Just a few things to consider when making your cat tree purchase.  Whether its your first or fifth, a lot of thought goes into each one.  No matter what, your cats will love any one you choose.

Sunday, March 19, 2017

The Siberian

The Siberian is truly a magnificent looking feline.  With their triple layer coat, they make you just want to hug them.  Their temperament is very mellow and they love to follow you around.  A Siberian wants to help with whatever you are doing just to spend time with you.  They have amazing jumping abilities so can be found on the tallest spots in you home.  This beautiful cat does require some grooming as they shed heavily during the spring and fall.  Maintaining their coats can be work but their gorgeous coat is worth the upkeep.  Siberians are very playful and love to play fetch.  Be careful what you leave out as anything is fair game when they want to play.  Similar to the Maine Coon, this is a large cat and can average around 20 pounds.  They like to be in charge when it comes to other animals but get along well in multiple pet households.  All in all they make a great family pet.  Look at the magnificent Siberian when searching for your next pet.

Sunday, March 12, 2017

The Maine Coon

Lets talk about the Maine Coon.

These beautiful long-haired cats are one of the largest domestic cats in the US.  A male cat can weigh up to 25 pounds and a female can weigh up to 15 pounds.  This long solid cat can easily take over your seating space if allowed.  Maine Coons are very friendly and are considered of above average intelligence.  They love spending time outdoors and remain playful into old age.

You can even hold a conversation with one!  They have a wide range of vocal sounds to use which makes for some great bonding.  The Maine Coon gets along well with other animals due to their calm nature and can make a good family pet.

While bathing isn't necessary, Maine Coons do have a tendency to love water so they are not opposed to bathing.  Brushing should be started while they are kittens.  Their long-haired coat can get matted or knotted up which can be helped with daily brushing.

Overall, this is a pretty healthy cat with a long life.  On average, a Maine Coon will live 12-15 years.
Which means you will have a awesome beautiful companion for a long time.

Sunday, March 5, 2017

Norwegian Forest Cat

Just found an amazing cat while doing some research.  The Norwegian Forest Cat nicknamed the Wegie. The Wegie has a triangular shaped head with heavily tufted ears and a pointed chin. Large almond shaped eyes in green, gold or copper complete their beautiful face. They have a longer body with a broad chest and muscular thighs. Its bushy tail is as long as it's body. Their paws are large with tufts of fur between their toes.

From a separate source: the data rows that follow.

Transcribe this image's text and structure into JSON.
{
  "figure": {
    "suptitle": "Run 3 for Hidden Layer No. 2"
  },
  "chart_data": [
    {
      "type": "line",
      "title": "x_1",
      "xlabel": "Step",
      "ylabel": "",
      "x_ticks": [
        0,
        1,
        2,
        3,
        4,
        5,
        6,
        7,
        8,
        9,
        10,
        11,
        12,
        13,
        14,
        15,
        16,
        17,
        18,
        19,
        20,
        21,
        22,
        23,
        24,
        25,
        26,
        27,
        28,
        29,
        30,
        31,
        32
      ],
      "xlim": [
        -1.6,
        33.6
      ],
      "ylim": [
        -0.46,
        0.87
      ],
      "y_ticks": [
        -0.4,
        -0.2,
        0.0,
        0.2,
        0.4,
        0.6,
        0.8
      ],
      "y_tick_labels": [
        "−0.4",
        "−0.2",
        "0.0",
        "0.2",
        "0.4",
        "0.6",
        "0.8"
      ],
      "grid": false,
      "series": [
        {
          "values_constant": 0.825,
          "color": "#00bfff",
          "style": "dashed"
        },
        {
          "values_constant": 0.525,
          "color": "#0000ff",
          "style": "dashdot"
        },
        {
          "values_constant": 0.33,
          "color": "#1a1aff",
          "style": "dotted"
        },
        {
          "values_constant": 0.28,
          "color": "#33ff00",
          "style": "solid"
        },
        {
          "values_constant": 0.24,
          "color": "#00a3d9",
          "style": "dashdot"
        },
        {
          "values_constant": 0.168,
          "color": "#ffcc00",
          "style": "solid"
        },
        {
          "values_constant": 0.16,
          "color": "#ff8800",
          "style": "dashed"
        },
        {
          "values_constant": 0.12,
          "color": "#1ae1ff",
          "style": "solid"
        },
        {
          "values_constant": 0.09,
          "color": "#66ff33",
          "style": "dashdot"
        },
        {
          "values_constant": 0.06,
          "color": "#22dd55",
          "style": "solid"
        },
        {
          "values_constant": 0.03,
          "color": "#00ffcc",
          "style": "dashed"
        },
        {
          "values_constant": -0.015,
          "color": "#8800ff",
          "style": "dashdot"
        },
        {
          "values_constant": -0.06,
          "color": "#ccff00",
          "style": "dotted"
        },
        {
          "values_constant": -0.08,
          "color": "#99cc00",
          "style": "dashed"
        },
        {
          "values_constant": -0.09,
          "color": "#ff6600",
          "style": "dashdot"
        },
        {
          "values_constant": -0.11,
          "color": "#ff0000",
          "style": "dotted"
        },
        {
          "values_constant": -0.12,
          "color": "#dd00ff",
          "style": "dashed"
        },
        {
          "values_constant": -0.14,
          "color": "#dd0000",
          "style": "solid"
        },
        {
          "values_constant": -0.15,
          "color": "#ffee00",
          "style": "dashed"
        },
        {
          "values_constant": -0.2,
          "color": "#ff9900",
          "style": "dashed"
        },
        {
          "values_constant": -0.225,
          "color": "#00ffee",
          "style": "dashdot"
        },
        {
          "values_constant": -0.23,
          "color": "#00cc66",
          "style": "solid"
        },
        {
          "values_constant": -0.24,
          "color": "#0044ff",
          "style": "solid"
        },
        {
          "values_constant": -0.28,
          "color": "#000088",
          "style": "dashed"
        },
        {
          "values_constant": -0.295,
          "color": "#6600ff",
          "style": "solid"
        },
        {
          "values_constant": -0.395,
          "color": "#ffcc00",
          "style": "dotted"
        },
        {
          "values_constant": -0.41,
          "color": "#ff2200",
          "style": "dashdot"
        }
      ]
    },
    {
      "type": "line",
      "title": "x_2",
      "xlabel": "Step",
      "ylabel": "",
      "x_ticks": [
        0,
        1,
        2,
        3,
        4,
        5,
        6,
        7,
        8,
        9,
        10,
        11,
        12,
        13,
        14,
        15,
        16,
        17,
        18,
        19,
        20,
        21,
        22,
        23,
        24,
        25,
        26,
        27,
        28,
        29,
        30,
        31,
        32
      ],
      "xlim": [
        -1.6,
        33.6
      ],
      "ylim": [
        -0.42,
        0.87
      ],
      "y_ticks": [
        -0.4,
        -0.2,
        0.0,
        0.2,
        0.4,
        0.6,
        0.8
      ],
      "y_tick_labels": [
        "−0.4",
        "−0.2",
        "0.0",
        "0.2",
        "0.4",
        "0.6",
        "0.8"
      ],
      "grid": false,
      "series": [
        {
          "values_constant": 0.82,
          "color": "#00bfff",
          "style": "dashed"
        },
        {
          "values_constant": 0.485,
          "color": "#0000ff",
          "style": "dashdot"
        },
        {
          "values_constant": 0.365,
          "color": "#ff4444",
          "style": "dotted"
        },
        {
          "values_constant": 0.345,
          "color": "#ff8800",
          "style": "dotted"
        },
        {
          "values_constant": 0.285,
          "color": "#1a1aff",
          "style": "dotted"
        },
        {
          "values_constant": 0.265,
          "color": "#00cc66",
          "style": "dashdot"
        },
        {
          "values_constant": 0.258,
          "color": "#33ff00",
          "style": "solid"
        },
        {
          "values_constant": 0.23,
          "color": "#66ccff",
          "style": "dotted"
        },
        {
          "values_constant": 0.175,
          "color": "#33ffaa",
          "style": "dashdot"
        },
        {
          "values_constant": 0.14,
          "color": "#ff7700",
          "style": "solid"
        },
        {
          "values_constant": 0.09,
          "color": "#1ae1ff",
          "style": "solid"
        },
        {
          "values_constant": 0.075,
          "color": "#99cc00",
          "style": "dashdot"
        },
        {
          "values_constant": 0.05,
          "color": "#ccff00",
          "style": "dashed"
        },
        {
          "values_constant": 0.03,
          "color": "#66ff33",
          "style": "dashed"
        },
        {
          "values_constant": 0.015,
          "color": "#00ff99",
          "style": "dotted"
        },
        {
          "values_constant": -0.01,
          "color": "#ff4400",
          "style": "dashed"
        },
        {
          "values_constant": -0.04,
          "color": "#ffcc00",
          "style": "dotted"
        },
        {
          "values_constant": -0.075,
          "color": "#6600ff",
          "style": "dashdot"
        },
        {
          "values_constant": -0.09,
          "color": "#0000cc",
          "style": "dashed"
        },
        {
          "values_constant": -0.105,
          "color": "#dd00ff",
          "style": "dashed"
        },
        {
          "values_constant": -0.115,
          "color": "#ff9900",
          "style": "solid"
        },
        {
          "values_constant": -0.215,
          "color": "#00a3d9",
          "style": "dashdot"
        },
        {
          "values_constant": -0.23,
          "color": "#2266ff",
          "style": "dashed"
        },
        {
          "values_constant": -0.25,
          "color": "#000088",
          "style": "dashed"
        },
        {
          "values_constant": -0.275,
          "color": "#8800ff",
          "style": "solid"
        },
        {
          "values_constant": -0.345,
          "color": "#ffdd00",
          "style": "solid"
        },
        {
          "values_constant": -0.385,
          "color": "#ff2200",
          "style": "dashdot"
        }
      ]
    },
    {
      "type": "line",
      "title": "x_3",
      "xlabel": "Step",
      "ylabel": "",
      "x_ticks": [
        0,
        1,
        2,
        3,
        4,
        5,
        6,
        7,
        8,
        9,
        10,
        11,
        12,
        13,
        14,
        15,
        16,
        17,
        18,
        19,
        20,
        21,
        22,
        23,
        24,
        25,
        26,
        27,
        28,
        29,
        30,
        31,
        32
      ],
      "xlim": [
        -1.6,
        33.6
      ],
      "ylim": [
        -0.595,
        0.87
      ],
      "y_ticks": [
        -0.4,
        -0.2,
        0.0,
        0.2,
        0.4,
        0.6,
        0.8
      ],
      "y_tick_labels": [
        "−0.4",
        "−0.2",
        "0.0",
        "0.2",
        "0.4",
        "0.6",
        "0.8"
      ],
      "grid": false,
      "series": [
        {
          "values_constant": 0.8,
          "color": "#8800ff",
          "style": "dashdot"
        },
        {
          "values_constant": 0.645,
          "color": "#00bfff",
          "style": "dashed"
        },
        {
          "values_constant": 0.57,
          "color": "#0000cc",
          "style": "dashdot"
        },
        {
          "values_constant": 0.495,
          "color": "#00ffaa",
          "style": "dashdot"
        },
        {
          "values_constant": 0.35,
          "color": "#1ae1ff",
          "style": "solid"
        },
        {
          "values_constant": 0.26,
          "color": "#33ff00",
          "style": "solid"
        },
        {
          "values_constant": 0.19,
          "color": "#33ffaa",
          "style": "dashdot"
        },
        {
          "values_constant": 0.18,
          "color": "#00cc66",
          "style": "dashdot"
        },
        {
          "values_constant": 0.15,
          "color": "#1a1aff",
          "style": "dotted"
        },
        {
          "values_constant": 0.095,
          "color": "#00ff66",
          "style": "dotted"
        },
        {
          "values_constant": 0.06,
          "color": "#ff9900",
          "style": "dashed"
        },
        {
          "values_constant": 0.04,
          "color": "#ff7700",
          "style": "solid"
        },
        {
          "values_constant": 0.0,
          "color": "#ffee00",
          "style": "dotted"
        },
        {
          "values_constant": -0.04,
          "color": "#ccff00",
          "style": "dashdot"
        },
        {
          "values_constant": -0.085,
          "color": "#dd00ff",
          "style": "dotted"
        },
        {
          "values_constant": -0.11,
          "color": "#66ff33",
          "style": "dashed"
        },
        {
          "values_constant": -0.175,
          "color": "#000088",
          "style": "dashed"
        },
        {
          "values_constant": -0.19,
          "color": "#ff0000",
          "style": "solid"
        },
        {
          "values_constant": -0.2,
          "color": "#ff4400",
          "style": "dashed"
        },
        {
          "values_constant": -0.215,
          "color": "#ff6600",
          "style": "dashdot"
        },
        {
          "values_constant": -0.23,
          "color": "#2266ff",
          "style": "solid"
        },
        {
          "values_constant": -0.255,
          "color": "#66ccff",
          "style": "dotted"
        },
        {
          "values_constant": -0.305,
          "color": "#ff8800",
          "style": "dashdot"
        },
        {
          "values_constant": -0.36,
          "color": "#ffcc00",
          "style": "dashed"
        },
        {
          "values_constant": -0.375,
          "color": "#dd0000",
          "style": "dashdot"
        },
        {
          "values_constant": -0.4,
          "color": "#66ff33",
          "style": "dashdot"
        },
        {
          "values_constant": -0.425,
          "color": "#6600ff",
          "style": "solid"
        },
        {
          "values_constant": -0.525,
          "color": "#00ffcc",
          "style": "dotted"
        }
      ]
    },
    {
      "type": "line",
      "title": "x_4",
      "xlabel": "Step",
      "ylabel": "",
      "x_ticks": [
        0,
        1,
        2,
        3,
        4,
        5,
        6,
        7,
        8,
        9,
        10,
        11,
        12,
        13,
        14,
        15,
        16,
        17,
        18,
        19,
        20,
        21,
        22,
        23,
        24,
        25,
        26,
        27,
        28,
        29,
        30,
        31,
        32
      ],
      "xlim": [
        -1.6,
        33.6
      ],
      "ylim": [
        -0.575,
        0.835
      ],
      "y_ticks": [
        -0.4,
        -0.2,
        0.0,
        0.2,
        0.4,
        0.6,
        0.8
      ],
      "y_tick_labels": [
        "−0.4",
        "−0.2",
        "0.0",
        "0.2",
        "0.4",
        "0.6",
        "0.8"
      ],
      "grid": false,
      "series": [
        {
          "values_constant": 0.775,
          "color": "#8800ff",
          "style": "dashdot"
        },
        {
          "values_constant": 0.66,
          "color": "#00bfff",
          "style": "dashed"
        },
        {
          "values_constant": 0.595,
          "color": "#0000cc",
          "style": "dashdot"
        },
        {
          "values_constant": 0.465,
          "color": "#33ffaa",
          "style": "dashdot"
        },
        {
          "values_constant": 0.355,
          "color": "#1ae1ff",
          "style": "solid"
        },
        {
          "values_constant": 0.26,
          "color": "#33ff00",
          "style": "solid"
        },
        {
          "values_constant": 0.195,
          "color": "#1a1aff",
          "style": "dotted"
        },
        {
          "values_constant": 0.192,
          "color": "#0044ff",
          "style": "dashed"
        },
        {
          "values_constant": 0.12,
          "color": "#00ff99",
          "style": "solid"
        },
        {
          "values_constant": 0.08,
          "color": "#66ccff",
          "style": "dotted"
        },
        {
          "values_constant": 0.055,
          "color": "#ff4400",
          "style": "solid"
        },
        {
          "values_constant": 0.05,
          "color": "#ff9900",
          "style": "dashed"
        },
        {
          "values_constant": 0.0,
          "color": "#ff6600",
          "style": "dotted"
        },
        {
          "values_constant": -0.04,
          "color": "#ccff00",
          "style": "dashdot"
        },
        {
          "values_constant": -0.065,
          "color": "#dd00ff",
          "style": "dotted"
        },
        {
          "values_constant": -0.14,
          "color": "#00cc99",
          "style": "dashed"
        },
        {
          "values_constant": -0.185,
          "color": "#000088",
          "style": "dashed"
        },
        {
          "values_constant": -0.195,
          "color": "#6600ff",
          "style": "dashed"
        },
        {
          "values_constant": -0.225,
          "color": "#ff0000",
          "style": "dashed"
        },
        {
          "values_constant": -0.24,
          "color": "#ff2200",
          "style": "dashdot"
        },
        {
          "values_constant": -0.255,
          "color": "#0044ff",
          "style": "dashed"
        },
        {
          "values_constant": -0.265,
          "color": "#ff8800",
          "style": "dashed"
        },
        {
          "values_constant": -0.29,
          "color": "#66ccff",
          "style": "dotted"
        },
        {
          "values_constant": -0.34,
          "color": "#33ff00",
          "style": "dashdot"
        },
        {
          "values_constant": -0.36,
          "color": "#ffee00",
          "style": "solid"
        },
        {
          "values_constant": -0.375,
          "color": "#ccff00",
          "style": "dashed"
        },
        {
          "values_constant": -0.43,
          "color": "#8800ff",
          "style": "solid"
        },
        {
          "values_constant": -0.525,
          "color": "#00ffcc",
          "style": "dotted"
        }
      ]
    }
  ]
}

They are noted for their long thick coats and larger size. Their weatherproof double coat will vary in length and thickness depending on the seasons.  The coat on their body is long and flowing with long hair covering their hind legs. They have a "bib" look which starts with a short collar at the neck and "mutton chops" on the side and a full frontal ruff. You can find them in almost any color except chocolate, lavender, lilac or a pointed pattern.

Take a look at this gorgeous cat. Who wouldn't love to have one?